The broadsheets were equally fascinated by the President's taste in interns with poor dry-cleaning records. Monica Lewinsky was "emotionally fragile" in the Times, "grim-faced" in the Guardian, "pale and solemn" in the Independent and "anxious" in the Telegraph.
The Independent, reporting that Lewinsky had told of "a certain kind" of sexual relationship, addressed the real issue in a way that seems to undermine even Brian Sewell's vigorous defence of the President. "For the purposes of [the Paula Jones sexual harassment] investigation, `sexual relations' were carefully defined, leaving Mr Clinton no room to plead that `oral sex' or even `genital touching' were not included in the term. If what happened between Ms Lewinsky and the President encompassed any of the activity so defined, Mr Clinton has committed perjury."

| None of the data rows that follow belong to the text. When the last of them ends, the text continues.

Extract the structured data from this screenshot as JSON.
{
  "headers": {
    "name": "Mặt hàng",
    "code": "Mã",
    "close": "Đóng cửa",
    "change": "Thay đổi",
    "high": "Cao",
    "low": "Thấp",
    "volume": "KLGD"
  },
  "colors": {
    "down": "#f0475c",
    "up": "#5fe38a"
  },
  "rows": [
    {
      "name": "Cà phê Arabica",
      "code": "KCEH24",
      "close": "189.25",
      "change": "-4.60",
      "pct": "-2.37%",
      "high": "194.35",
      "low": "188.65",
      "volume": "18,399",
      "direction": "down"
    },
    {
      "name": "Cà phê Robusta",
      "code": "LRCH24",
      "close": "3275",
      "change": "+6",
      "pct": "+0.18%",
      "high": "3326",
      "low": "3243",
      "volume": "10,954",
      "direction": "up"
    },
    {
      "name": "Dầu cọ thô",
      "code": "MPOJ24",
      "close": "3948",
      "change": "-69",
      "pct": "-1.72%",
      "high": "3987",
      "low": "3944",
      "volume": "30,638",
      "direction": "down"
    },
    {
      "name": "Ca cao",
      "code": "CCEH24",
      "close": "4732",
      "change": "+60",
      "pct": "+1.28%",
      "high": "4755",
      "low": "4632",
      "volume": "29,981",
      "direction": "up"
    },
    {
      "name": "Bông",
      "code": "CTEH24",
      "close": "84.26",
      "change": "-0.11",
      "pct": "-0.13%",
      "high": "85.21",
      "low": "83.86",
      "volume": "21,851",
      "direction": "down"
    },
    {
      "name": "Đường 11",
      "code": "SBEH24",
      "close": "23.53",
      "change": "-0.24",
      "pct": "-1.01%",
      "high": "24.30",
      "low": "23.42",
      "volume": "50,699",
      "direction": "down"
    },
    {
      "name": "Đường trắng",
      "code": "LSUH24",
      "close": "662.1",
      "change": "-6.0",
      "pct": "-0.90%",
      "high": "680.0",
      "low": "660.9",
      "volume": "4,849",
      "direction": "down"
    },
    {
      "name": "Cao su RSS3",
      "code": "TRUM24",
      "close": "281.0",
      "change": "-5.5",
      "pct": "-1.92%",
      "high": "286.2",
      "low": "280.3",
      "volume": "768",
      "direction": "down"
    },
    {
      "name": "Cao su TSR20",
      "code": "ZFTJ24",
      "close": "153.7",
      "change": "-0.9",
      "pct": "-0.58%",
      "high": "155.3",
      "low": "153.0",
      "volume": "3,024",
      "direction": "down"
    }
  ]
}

Meanwhile, on the eastern front, the Independent saw a week of constant escalation. On Monday it was "Iraq fears Butler will keep sanctions". On Tuesday we saw: "Iraq on collision course with UN" and Wednesday's headline was: "New UN-Iraq arms crisis `inevitable'".

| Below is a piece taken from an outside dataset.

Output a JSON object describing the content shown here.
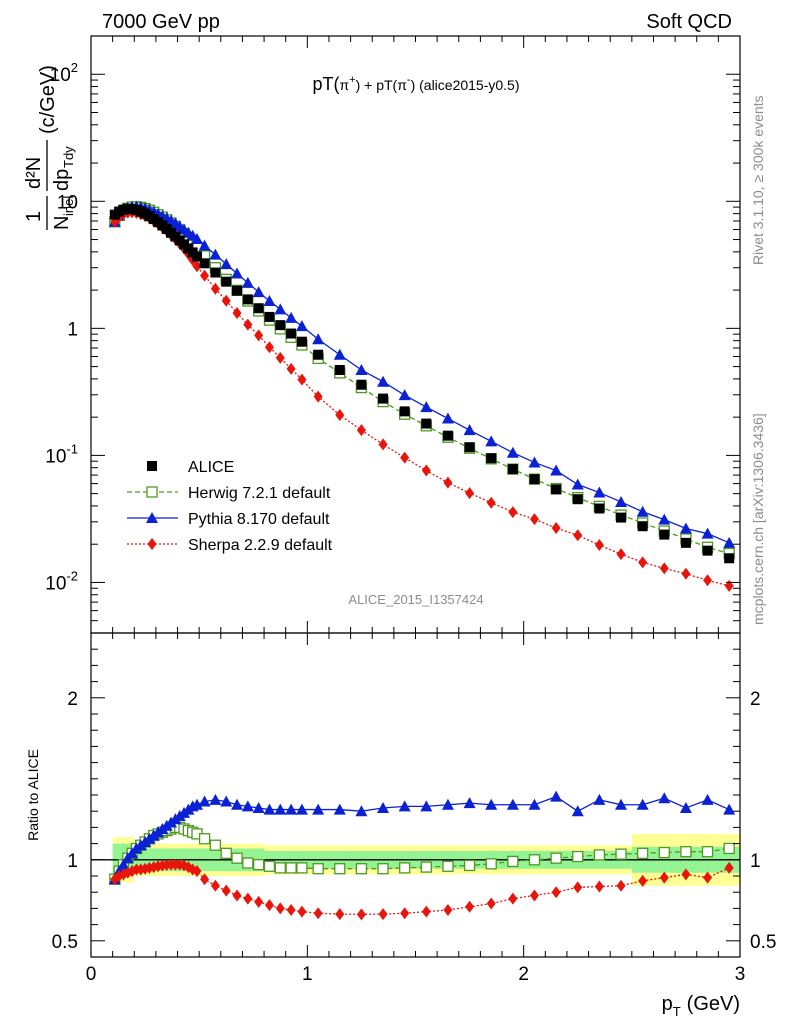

The other papers waited until mid-week to catch up with Saddam. On Wednesday, the Guardian reported "Saddam back to the brink" and gave an instant history of Iraq-US relations from the Gulf War to the present day. The Times concluded that: "It seems at times that Saddam Hussein hopes sheer fatigue will be his ultimate weapon of mass destruction" but depressingly added: "There is disturbing evidence that he is succeeding." The Telegraph, belligerent as ever, concentrated on looking forward to possible conflict with a table of the military balance in the Gulf showing that the US forces are "Capable of powerful strike". The results of the past few months of diplomacy, however, were aptly described in the Sun: "We're Iraq to Square One".
Despite all the Clinton-related news, it was another stud that distracted attention mid-week. The royal stud. The stud in Zara Phillips' tongue. The "pounds 35 `Scary' stud" as the Telegraph called it. The Sun had broken the story in a "Royal Zara Has Stud In Her Tongue" front page exclusive on Monday, and the other papers all rushed to catch up the following day with pieces on the art, pain, history and potential medical problems of body piercing.

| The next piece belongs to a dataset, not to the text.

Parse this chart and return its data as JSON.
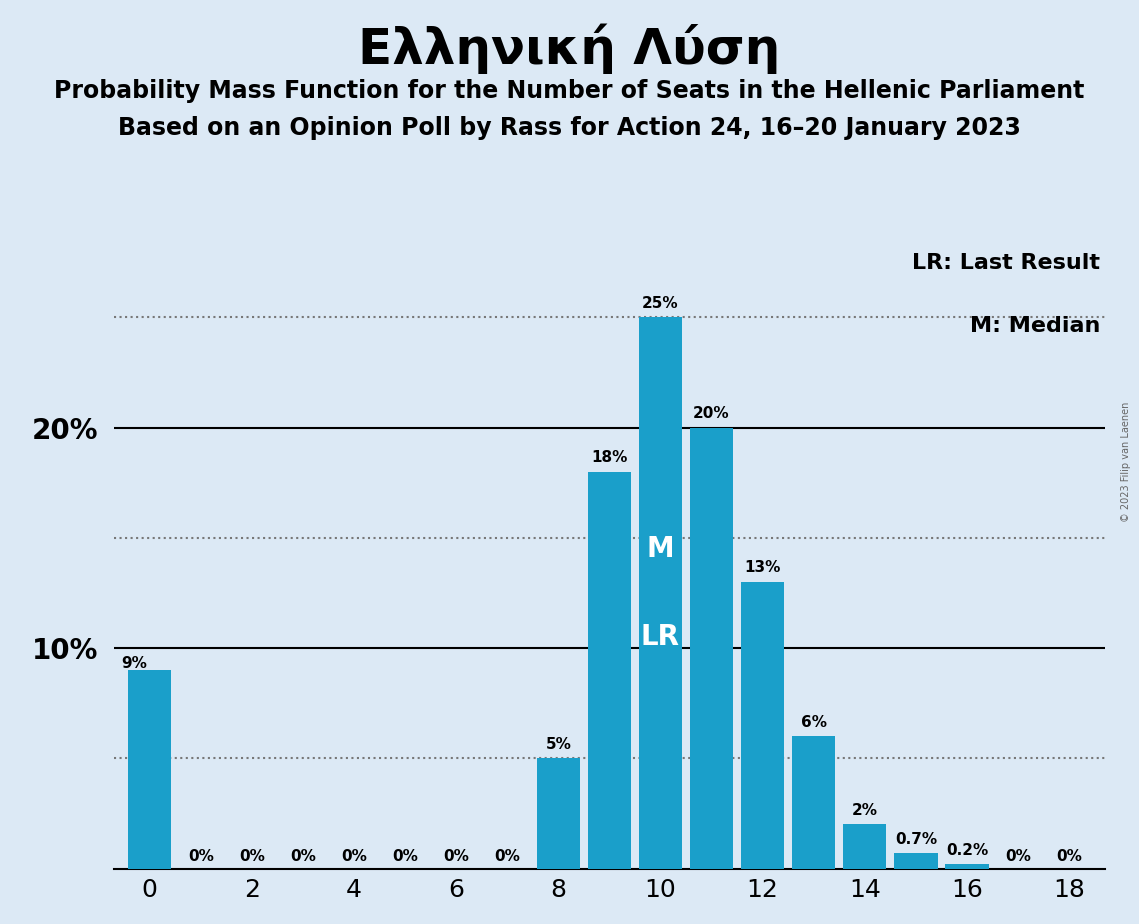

The Telegraph even attempted a Ted Hughes parody called "Iron Tongue" as one of its leaders. Only two lines near the end were worth the effort: "It'th frankly jolly unthightly and maketh it hard to thpeak". And none of the papers gave credit to the News of the World which had told us that it was going to happen as long ago as 5 July with a story beginning: "Posh school pals of Princess Anne's daughter Zara are trying to persuade her to have her tongue pierced." Let's hope she never meets Clinton, or the FBI will have that stud forensically examined before you can say "dry- cleaning".